Bug #5845
closedPipeline has failed but no jobs are marked as failed
0%
Description
https://workbench.su92l.arvadosapi.com/pipeline_instances/su92l-d1hrv-5hkbkuwvsve9lsk#Components
Pipeline has failed but one job reports "complete" while the other reports "Not ready". No jobs report "failed" even though the whole pipeline has failed.
Files
Updated by Bryan Cosca over 9 years ago
From the pipeline instance logs:
Error creating job for component RefreshReport: Repository not found: '$USER'
Job submission was: {"job":{"script":"run-command","script_parameters":{"command":["$(job.srcdir)/crunch_scripts/get-evidence-refresh-shim","$(file $(GET_EVIDENCE_JSON))","$(file $(GETEV_LATEST))"],"OUT_DATA_DIR":"01a1bf596b269e487d220053f8f29724+249","GET_EVIDENCE_JSON":"$(OUT_DATA_DIR)/out-data/get-evidence.json","GETEV_LATEST":"2511736ccd170e3be28b7d10077ea8e5+74/getev-latest.json.gz"},"script_version":"get-evidence-refresh","repository":"$USER","runtime_constraints":{"docker_image":"arvados/jobs","arvados_sdk_version":"38e27663cf656f0c9c443a2715f249afe39a8bfb","min_nodes":1},"owner_uuid":"su92l-tpzed-6cw59akrlzqb2sl","submit_id":"instance su92l-d1hrv-5hkbkuwvsve9lsk rand d7xy2p313grr","state":"Queued"},"find_or_create":true}
Updated by Abram Connelly over 9 years ago
The bug is not that the job failed but that workbench is not displaying the failure.
The job failed because I mis-specified the repository.

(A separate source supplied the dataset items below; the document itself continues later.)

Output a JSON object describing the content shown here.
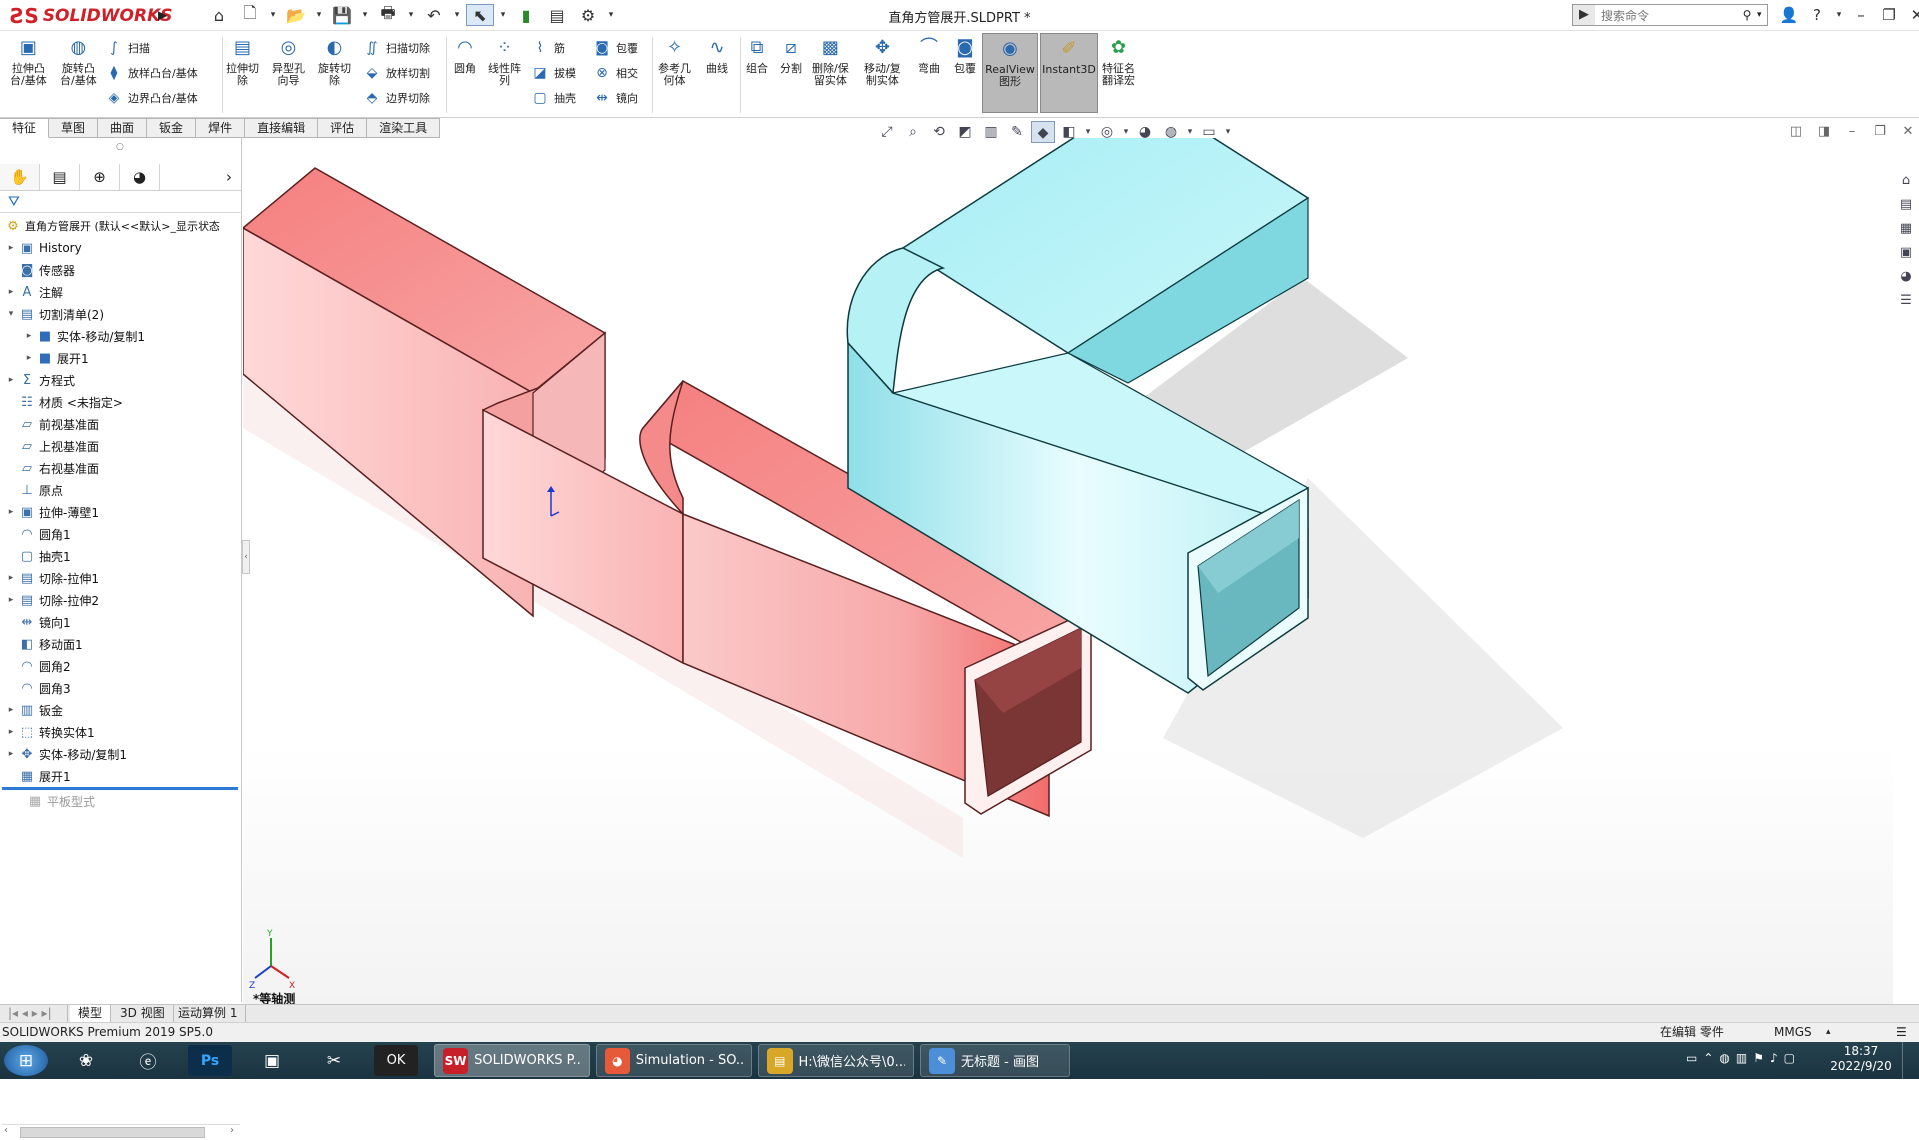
{
  "app": {
    "logo_text": "SOLIDWORKS",
    "document_title": "直角方管展开.SLDPRT *",
    "search_placeholder": "搜索命令"
  },
  "ribbon": {
    "extrude_boss": "拉伸凸\n台/基体",
    "revolve_boss": "旋转凸\n台/基体",
    "sweep": "扫描",
    "loft": "放样凸台/基体",
    "boundary": "边界凸台/基体",
    "extrude_cut": "拉伸切\n除",
    "hole_wizard": "异型孔\n向导",
    "revolve_cut": "旋转切\n除",
    "swept_cut": "扫描切除",
    "lofted_cut": "放样切割",
    "boundary_cut": "边界切除",
    "fillet": "圆角",
    "linear_pattern": "线性阵\n列",
    "rib": "筋",
    "draft": "拔模",
    "shell": "抽壳",
    "wrap": "包覆",
    "intersect": "相交",
    "mirror": "镜向",
    "ref_geometry": "参考几\n何体",
    "curves": "曲线",
    "combine": "组合",
    "split": "分割",
    "delete_body": "删除/保\n留实体",
    "move_copy": "移动/复\n制实体",
    "flex": "弯曲",
    "wrap2": "包覆",
    "realview": "RealView\n图形",
    "instant3d": "Instant3D",
    "feature_translate": "特征名\n翻译宏"
  },
  "tabs": [
    "特征",
    "草图",
    "曲面",
    "钣金",
    "焊件",
    "直接编辑",
    "评估",
    "渲染工具"
  ],
  "tree": {
    "root": "直角方管展开  (默认<<默认>_显示状态",
    "items": [
      {
        "label": "History",
        "icon": "history-icon",
        "expand": "▸",
        "indent": 0
      },
      {
        "label": "传感器",
        "icon": "sensor-icon",
        "expand": "",
        "indent": 0
      },
      {
        "label": "注解",
        "icon": "annotation-icon",
        "expand": "▸",
        "indent": 0
      },
      {
        "label": "切割清单(2)",
        "icon": "cut-list-icon",
        "expand": "▾",
        "indent": 0
      },
      {
        "label": "实体-移动/复制1",
        "icon": "solid-body-icon",
        "expand": "▸",
        "indent": 1
      },
      {
        "label": "展开1",
        "icon": "solid-body-icon",
        "expand": "▸",
        "indent": 1
      },
      {
        "label": "方程式",
        "icon": "equation-icon",
        "expand": "▸",
        "indent": 0
      },
      {
        "label": "材质 <未指定>",
        "icon": "material-icon",
        "expand": "",
        "indent": 0
      },
      {
        "label": "前视基准面",
        "icon": "plane-icon",
        "expand": "",
        "indent": 0
      },
      {
        "label": "上视基准面",
        "icon": "plane-icon",
        "expand": "",
        "indent": 0
      },
      {
        "label": "右视基准面",
        "icon": "plane-icon",
        "expand": "",
        "indent": 0
      },
      {
        "label": "原点",
        "icon": "origin-icon",
        "expand": "",
        "indent": 0
      },
      {
        "label": "拉伸-薄壁1",
        "icon": "extrude-icon",
        "expand": "▸",
        "indent": 0
      },
      {
        "label": "圆角1",
        "icon": "fillet-icon",
        "expand": "",
        "indent": 0
      },
      {
        "label": "抽壳1",
        "icon": "shell-icon",
        "expand": "",
        "indent": 0
      },
      {
        "label": "切除-拉伸1",
        "icon": "cut-extrude-icon",
        "expand": "▸",
        "indent": 0
      },
      {
        "label": "切除-拉伸2",
        "icon": "cut-extrude-icon",
        "expand": "▸",
        "indent": 0
      },
      {
        "label": "镜向1",
        "icon": "mirror-icon",
        "expand": "",
        "indent": 0
      },
      {
        "label": "移动面1",
        "icon": "move-face-icon",
        "expand": "",
        "indent": 0
      },
      {
        "label": "圆角2",
        "icon": "fillet-icon",
        "expand": "",
        "indent": 0
      },
      {
        "label": "圆角3",
        "icon": "fillet-icon",
        "expand": "",
        "indent": 0
      },
      {
        "label": "钣金",
        "icon": "sheet-metal-icon",
        "expand": "▸",
        "indent": 0
      },
      {
        "label": "转换实体1",
        "icon": "convert-icon",
        "expand": "▸",
        "indent": 0
      },
      {
        "label": "实体-移动/复制1",
        "icon": "move-copy-icon",
        "expand": "▸",
        "indent": 0
      },
      {
        "label": "展开1",
        "icon": "unfold-icon",
        "expand": "",
        "indent": 0
      }
    ],
    "suppressed": "平板型式"
  },
  "bottom_tabs": [
    "模型",
    "3D 视图",
    "运动算例 1"
  ],
  "viewport": {
    "view_label": "*等轴测"
  },
  "status": {
    "left": "SOLIDWORKS Premium 2019 SP5.0",
    "editing": "在编辑 零件",
    "units": "MMGS"
  },
  "taskbar": {
    "apps": [
      {
        "label": "SOLIDWORKS P...",
        "icon_text": "SW",
        "color": "#c8202a"
      },
      {
        "label": "Simulation - SO...",
        "icon_text": "◕",
        "color": "#e65a3a"
      },
      {
        "label": "H:\\微信公众号\\0...",
        "icon_text": "▤",
        "color": "#d9a728"
      },
      {
        "label": "无标题 - 画图",
        "icon_text": "✎",
        "color": "#4c8fd6"
      }
    ],
    "time": "18:37",
    "date": "2022/9/20"
  },
  "colors": {
    "red_body": "#f48a8a",
    "cyan_body": "#a8ecf2",
    "accent": "#2c7ad6"
  }
}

It was looking for the literal string '$USER' for the repository and did not find it, causing the job to not even begin because it couldn't find the repository.
Once the failure was noticed Arvados (correctly) cleaned up the job, stopped the pipeline and did not continue. When viewing the pipeline, though, the whole pipeline is marked as 'failed', the first job in the two-job pipeline is marked as successful (correctly) and the second job in the pipeline is marked as 'not ready'.
The second job marked as 'not ready' is, in my opinion, a bug. From my perspective, the second job failed and should be marked as such.
Updated by Brett Smith over 9 years ago
- Status changed from New to Closed
- Target version deleted (
Bug Triage)
Closing as a duplicate of #5906 (since I already wrote the specification there).